Было уже ближе к полудню, когда Илья Самойлович выбрался к синагоге на улице Порт-Саида, красно раскорячившейся напротив областной библиотеки. Торопиться было некуда, маскарадно-затрапезный вид Ильи Самойловича любого бы соседа смутил, а уж среди вечных дворовых старух осуждающего шамканья было бы — не приведи господи!
Солнце пригревало.
По ветвям голубых елей сноровисто прыгали невзрачные серые воробьи, стремительно планировали вниз, шустро склевывая с асфальта невидимые глазом зернышки и крошки. «Всякая тварь место под солнцем ищет, — философски подумал Илья Самойлович. — Всякая тварь дневное пропитание добывает».
Он снял куртку и шапку и остался в свитере. Свитер был хорошим, новым и со сменой одежды Илью Самойловича словно преобразило.

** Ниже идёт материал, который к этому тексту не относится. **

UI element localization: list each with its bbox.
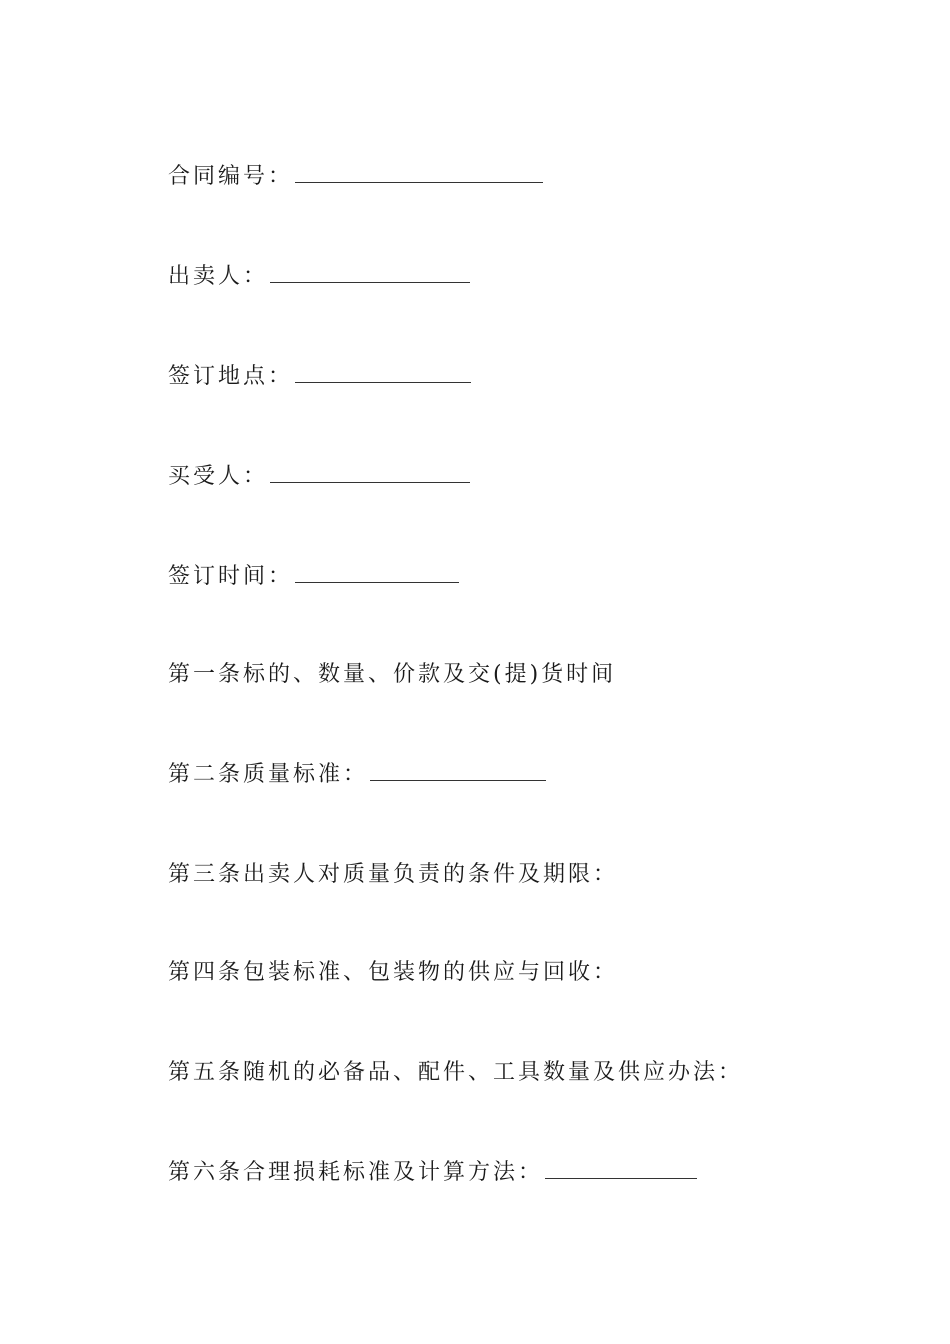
article-1-line: [168, 660, 616, 690]
contract-number-blank: [295, 162, 543, 183]
signing-time-line: [168, 562, 459, 592]
signing-place-blank: [295, 362, 471, 383]
seller-line: [168, 262, 470, 292]
signing-place-label: 签订地点：: [168, 364, 294, 389]
article-6-label: 第六条合理损耗标准及计算方法：: [168, 1160, 544, 1185]
article-4-line: [168, 958, 618, 988]
article-3-line: [168, 860, 618, 890]
buyer-label: 买受人：: [168, 464, 269, 489]
buyer-line: [168, 462, 470, 492]
seller-label: 出卖人：: [168, 264, 269, 289]
contract-number-line: [168, 162, 543, 192]
article-6-blank: [545, 1158, 697, 1179]
seller-blank: [270, 262, 470, 283]
article-2-label: 第二条质量标准：: [168, 762, 369, 787]
article-1-text: 第一条标的、数量、价款及交(提)货时间: [168, 662, 617, 687]
article-6-line: [168, 1158, 697, 1188]
article-5-text: 第五条随机的必备品、配件、工具数量及供应办法：: [168, 1060, 744, 1085]
article-2-blank: [370, 760, 546, 781]
contract-number-label: 合同编号：: [168, 164, 294, 189]
article-3-text: 第三条出卖人对质量负责的条件及期限：: [168, 862, 619, 887]
signing-time-blank: [295, 562, 459, 583]
article-5-line: [168, 1058, 743, 1088]
buyer-blank: [270, 462, 470, 483]
signing-place-line: [168, 362, 471, 392]
signing-time-label: 签订时间：: [168, 564, 294, 589]
article-2-line: [168, 760, 546, 790]
article-4-text: 第四条包装标准、包装物的供应与回收：: [168, 960, 619, 985]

Он даже моложе стал и не смотрелся уже стариком, а выглядел крепким еще мужчиной пожилого возраста, подтянутым и жилистым, как отставной офицер или моряк дальнего плавания. Засунув куртку и шапку в сумку поверх собранного за утро богатства, Илья Самойлович неторопливо прогулялся до ближайшего киоска, в котором взял объемистую шаурму и зеленую жестянку «Спрайта».
Он уже приканчивал шаурму, когда к скамейке, мелко семеня, подошел невысокий худенький старичок в темной тройке, при тросточке и в белой сорочке, на которой выделялась черная бабочка.
Старичок аккуратно кушал мороженое и одновременно опирался в движении на свою тросточку. Добравшись до скамьи, он аккуратно сел на краешек и по-птичьи внимательно посмотрел на Илью Самойловича. Чем-то старичок походил на серых воробьев, снующих среди парящих лужиц на асфальте.
— Добрый день, — высоким голосом сказал старичок. — Я вам не помешаю?
— Ради бога, — сказал Илья Самойлович с некоторой растерянностью. Он словно увидел себя глазами этого аккуратного старичка, и ему стало неловко за свои потертые джинсы, недоеденную шаурму и бедность жестянки со «Спрайтом».
— Денек сегодня отменный, — традиционно начал старичок.
— Да, неплохой денек, — согласился с очевидным Илья Самойлович.
— Вы ешьте, ешьте, — заботливо сказал старичок. — Остынет ведь! А я скоро уйду. Ноги плохо ходят, отдыха требуют. А вы, наверное, приезжий?
Илья Самойлович улыбнулся.
— Это вы из-за сумки? — понял он. — Да нет, это я с дачи кое-какие вещи забрал. В зиму дело идет, оставишь — разворуют за холода.
Старичок мелко покивал, словно вместе с воробьями клевал невидимые зерна.
— Беспокойное время, — сказал он. — Простите меня, молодой человек, ради Бога, простите меня, вы, очевидно, живете неподалеку?
Нельзя сказать, что обращение «молодой человек» польстило пятидесятидвухлетнему Илье Самойловичу, но и особой обиды он не ощутил.